After leaving the farm, Bobbitt enrolled in the Carlisle Military Academy. He then studied at the University of North Texas, receiving a teaching certificate (he never worked as an educator). In 1915, he graduated from the University of Texas at Austin School of Law.

While in college, Bobbitt worked in food service, lawncare, and as a clerk at the Texas State Capitol library. After receiving the license to practice law, he established a partnership in Laredo, later working in San Antonio.

During World War I, Bobbitt served in the 90th Infantry Division, enlisting as a private. He was transferred to a Field Artillery Branch facility in South Carolina prior to the 90th Division being sent to France, and thus never saw combat. He rose to the rank of captain and was honorably discharged in 1919. After serving, he joined the law firm Hicks, Phelps, Dickerson, & Bobbitt.

== Politics and later career ==
Bobbitt was a Democrat, serving on the Texas Democratic Centeal Committee from 1920 to 1922. He was a member of the Texas House of Representatives, from January 9, 1923, to January 8, 1929, representing the 75th district. He was unanimously named Speaker of the House, serving from January 11, 1927, to January 8, 1929. He helped block a bill pardoning Governor James E. Ferguson.

While in the House, Bobbitt was chairman of the Judiciary Committee and vice-chairman of the Joint Committee on Sale of State Property, Investigate, as well as a member of the Committees on Appropriations; on Banks and Banking; on Criminal Jurisprudence; on Education; on Game and Fisheries; on Live Stock and Stock Raising; and on Oil, Gas and Mining.

In 1928, Bobbitt became district attorney for Dimmit, Jim Hogg, Webb, and Zapata Counties. He served as Texas Attorney General from September 1929 to January 1931, having been appointed by Governor Dan Moody as intermin attorney general following the resignation of Claude Pollard. He lost the following election for the office to James V. Allred.

In 1931 or 1934, Bobbitt returned to practicing law in San Antonio. He was a member of the partnership Bobbitt, Brite, Bobbit, & Allen. He was a member of the Texas A&M University–Kingsville board of directors. From 1935 until his resignation in 1937, he was an associate justice of the 4th San Antonio Court of Civil Appeals. From 1937 to 1943, he was chairman of the Texas Highway Commission. He was a Presidential elector in the 1944 election.
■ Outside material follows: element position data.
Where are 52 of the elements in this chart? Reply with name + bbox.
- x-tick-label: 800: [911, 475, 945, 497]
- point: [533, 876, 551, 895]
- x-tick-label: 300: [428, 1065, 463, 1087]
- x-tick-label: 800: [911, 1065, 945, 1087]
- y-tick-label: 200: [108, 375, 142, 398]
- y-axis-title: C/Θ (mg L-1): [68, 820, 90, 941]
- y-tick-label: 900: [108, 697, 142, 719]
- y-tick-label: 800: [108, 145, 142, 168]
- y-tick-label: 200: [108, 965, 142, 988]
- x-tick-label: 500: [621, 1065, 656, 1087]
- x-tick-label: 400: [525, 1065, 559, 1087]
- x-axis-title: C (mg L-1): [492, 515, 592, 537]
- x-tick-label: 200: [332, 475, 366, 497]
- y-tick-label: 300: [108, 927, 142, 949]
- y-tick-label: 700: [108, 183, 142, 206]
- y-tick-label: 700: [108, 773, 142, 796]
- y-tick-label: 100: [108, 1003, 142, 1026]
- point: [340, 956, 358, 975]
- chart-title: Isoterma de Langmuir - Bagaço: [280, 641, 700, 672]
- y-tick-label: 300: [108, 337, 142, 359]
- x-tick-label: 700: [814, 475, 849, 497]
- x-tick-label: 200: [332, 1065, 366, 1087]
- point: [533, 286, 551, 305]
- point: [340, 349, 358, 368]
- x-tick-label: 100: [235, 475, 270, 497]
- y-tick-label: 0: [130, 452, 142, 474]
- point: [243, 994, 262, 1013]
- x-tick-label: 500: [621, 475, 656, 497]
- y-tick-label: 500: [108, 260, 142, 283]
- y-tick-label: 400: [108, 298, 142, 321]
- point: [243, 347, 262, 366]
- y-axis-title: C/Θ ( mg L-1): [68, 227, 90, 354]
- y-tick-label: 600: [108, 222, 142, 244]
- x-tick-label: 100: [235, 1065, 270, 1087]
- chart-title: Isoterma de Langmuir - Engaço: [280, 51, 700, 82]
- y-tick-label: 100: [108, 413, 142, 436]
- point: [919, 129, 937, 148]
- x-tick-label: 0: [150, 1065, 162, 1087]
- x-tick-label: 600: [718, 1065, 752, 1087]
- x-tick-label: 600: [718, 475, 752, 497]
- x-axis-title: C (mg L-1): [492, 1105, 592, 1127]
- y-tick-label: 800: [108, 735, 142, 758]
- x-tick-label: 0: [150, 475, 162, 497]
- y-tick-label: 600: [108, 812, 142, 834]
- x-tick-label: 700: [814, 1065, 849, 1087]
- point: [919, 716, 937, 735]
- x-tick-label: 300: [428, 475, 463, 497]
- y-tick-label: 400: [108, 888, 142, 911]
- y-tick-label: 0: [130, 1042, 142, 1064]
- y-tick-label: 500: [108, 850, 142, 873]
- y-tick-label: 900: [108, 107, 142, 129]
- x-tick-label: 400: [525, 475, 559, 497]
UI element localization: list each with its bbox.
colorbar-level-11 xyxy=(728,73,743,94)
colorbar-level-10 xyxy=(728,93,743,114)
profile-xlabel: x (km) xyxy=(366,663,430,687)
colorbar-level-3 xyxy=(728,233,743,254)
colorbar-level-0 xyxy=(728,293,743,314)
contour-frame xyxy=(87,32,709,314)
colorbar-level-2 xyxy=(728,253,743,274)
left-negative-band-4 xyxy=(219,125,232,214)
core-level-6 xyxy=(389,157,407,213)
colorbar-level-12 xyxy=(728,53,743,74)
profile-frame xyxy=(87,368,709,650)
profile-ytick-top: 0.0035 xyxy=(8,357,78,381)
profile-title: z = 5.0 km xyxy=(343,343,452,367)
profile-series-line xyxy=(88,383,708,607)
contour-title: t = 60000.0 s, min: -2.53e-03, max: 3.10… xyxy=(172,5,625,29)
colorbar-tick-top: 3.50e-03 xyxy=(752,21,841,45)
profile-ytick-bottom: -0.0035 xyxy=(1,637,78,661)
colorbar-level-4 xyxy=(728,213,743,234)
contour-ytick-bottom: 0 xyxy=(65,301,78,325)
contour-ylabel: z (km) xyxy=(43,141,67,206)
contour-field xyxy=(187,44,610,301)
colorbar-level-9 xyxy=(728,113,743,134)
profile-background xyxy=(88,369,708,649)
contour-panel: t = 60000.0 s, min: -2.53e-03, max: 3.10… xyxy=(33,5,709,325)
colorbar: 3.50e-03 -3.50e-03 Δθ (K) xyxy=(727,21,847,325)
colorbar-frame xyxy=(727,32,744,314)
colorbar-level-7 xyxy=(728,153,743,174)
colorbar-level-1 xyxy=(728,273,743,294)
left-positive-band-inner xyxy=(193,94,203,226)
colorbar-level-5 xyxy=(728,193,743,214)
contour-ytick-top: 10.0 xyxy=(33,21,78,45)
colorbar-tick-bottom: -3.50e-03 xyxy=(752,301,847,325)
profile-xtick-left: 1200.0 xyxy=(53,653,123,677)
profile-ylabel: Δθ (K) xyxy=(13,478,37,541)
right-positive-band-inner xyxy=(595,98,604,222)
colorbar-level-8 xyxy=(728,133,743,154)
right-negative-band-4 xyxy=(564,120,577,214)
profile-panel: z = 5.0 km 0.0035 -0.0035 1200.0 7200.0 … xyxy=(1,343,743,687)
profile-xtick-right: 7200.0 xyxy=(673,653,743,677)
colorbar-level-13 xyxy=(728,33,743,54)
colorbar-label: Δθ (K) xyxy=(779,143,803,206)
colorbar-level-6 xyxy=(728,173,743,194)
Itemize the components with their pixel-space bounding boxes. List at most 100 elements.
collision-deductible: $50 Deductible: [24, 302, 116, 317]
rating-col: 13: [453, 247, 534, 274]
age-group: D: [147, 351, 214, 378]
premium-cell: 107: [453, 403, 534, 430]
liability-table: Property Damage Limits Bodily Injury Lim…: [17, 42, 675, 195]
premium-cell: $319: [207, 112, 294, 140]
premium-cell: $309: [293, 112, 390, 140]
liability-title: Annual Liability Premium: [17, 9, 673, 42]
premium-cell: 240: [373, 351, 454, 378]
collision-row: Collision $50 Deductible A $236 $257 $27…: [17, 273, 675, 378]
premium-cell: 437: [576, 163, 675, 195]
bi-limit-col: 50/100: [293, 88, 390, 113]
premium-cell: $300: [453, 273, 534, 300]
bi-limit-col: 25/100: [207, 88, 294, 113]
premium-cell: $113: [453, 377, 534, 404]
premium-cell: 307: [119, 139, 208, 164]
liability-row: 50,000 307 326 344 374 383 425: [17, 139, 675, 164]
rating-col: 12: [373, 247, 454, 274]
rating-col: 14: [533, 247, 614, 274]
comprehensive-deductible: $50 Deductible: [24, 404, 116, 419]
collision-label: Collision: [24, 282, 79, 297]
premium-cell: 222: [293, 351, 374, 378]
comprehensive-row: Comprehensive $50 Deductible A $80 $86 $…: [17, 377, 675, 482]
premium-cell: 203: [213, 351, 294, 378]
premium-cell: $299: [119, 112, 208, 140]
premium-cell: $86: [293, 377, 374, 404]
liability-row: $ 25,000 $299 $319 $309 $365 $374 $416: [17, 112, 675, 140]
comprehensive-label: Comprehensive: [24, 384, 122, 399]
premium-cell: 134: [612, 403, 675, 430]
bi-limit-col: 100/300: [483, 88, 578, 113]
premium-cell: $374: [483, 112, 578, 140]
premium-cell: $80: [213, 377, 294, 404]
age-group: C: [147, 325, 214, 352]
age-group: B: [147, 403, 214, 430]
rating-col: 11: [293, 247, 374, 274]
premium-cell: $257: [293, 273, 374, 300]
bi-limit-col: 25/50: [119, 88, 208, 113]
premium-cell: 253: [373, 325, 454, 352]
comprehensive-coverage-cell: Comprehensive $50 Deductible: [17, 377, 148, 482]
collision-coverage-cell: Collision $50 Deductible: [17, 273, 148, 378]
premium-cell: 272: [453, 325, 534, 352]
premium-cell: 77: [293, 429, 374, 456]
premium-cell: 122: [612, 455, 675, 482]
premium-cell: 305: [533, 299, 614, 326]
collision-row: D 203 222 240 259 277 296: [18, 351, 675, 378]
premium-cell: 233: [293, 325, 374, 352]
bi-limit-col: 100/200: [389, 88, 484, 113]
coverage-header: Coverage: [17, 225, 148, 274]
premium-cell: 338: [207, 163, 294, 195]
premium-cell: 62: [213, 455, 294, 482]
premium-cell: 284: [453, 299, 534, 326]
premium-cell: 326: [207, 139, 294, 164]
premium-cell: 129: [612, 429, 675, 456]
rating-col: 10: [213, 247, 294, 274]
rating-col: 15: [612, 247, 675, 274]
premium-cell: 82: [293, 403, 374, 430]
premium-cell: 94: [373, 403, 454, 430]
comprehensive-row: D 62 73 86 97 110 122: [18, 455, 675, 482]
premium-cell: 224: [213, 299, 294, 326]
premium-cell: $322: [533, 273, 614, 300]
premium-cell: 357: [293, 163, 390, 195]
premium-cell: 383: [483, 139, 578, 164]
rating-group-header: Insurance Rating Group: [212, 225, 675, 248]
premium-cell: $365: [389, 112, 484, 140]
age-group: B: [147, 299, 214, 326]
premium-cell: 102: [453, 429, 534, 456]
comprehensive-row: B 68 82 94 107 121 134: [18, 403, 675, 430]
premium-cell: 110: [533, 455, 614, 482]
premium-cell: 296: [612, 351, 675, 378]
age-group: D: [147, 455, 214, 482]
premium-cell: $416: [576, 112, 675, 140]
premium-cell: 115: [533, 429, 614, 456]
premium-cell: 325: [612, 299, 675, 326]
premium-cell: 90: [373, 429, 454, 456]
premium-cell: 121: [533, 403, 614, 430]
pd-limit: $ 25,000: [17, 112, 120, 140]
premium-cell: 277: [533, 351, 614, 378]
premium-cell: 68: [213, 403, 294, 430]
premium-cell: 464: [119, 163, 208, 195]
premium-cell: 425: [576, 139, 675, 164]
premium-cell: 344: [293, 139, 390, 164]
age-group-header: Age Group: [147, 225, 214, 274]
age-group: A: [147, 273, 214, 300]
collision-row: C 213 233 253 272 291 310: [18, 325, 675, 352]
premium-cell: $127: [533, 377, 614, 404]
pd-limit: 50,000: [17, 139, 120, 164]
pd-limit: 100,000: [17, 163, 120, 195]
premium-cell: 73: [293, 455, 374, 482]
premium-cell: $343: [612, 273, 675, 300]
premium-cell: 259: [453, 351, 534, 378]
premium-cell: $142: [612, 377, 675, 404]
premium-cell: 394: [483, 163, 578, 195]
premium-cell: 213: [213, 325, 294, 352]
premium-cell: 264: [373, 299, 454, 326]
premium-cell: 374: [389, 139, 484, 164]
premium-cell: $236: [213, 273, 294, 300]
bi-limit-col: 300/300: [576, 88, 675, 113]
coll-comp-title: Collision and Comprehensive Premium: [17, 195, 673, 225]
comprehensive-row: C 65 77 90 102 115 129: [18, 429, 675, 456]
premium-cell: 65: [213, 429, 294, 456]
In 1958, he was a member of the University of North Texas Board of Regents, being appointed by Governor Price Daniel.

== Personal life and death ==
On April 20, 1918, Bobbitt married Mary Belle Westbrook, the sister-in-law of Laredo mayor Hugh S. Cluck; they had a son together. He was Presbyterian, as well as a member of the American Judicature Society, the American Legion, the Boy Scouts of America, the Newcomen Society of the United States.

Bobbitt died on September 14, 1972, aged 84, in San Antonio, and was buried on September 16, at Mission Burial Park South, in San Antonio. In 1974, the Texas Historical Commission installed a commemorative plaque in Medina County, in his honor.